Metal-Organic Framework-Derived Ultra-Microporous Bismuth Oxide Synchronizing Energy Density and Stability in Symmetric Supercapacitors

Abstract

The development of bismuth oxide (Bi 2 O 3 ) for supercapacitors is hampered by its intrinsic poor electrical conductivity and structural instability. Herein, a metal-organic framework (MOF)derived strategy is presented to engineer ultra-microporous Bi 2 O 3 architectures with tailored electronic and structural properties. Through a solvothermal-calcination process using terephthalic acid, Bi 2 O 3 is transformed into a hierarchically porous structure with a high surface area of 117 m 2 g -1 , dominated by ultra-micropores (0.42 nm). This architecture facilitates efficient ion transport and redox kinetics, evidenced by a low charge-transfer resistance, achieving a specific capacitance of 1248 F g -1 at 0.5 A g -1 in a three-electrode configuration.
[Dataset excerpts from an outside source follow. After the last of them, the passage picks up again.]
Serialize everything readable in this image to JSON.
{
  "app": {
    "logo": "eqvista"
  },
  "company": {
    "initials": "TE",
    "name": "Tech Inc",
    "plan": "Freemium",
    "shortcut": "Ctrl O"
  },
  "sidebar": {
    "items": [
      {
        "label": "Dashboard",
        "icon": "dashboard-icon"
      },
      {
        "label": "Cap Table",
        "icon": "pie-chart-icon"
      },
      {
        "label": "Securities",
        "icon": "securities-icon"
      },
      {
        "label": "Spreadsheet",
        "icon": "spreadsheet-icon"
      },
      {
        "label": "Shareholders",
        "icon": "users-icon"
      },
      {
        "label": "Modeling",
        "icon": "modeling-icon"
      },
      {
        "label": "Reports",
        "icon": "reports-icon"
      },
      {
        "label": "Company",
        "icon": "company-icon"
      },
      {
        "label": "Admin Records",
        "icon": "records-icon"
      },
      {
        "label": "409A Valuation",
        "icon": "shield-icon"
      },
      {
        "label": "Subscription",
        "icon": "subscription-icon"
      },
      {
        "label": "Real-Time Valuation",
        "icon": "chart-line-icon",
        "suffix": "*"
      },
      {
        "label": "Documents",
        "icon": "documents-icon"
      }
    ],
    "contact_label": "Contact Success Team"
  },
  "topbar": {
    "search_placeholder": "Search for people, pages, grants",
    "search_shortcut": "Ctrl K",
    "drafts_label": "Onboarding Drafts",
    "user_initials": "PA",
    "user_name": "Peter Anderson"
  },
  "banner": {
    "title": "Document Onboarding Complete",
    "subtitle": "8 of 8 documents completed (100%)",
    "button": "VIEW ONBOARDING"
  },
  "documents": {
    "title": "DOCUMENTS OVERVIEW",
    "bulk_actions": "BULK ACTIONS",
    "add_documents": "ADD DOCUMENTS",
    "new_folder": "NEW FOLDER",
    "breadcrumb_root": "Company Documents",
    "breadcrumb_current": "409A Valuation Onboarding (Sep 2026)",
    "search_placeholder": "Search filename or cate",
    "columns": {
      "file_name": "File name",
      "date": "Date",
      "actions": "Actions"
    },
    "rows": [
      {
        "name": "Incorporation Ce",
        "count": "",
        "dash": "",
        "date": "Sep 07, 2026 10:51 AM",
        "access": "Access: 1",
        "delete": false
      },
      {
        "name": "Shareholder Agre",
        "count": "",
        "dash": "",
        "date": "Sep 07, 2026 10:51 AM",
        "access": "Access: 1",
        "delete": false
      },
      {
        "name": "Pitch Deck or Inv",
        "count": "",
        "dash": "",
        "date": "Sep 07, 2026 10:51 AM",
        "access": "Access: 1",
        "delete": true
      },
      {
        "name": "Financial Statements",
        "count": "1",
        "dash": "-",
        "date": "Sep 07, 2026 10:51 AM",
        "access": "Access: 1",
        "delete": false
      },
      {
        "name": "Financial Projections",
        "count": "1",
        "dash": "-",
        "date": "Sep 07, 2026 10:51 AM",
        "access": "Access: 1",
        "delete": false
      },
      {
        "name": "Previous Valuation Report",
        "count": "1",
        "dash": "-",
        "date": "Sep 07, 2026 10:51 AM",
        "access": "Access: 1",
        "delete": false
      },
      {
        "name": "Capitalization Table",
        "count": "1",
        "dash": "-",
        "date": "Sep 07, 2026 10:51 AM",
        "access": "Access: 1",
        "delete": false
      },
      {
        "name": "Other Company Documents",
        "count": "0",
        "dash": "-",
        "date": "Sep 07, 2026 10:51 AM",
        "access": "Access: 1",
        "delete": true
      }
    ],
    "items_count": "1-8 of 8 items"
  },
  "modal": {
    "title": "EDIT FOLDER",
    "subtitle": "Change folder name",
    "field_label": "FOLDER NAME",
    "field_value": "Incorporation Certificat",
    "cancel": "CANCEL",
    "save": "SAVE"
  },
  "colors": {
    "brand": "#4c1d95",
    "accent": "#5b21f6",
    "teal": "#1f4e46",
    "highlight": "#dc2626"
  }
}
When configured as a symmetric supercapacitor, the MOF-derived Bi 2 O 3 electrode delivers a specific capacitance of 1088 F g -1 , a high energy density of 288 Wh kg -1 , and a power density of 109 W kg -1 . The device exhibits high cyclic stability, retaining 75.3% of its initial capacitance over 10,000 cycles with a Coulombic efficiency of 81.4%. This work underscores the profound impact of MOF-derived ultramicroporosity in overcoming the limitations of metal oxides, paving the way for next-generation, long-lasting energy storage devices.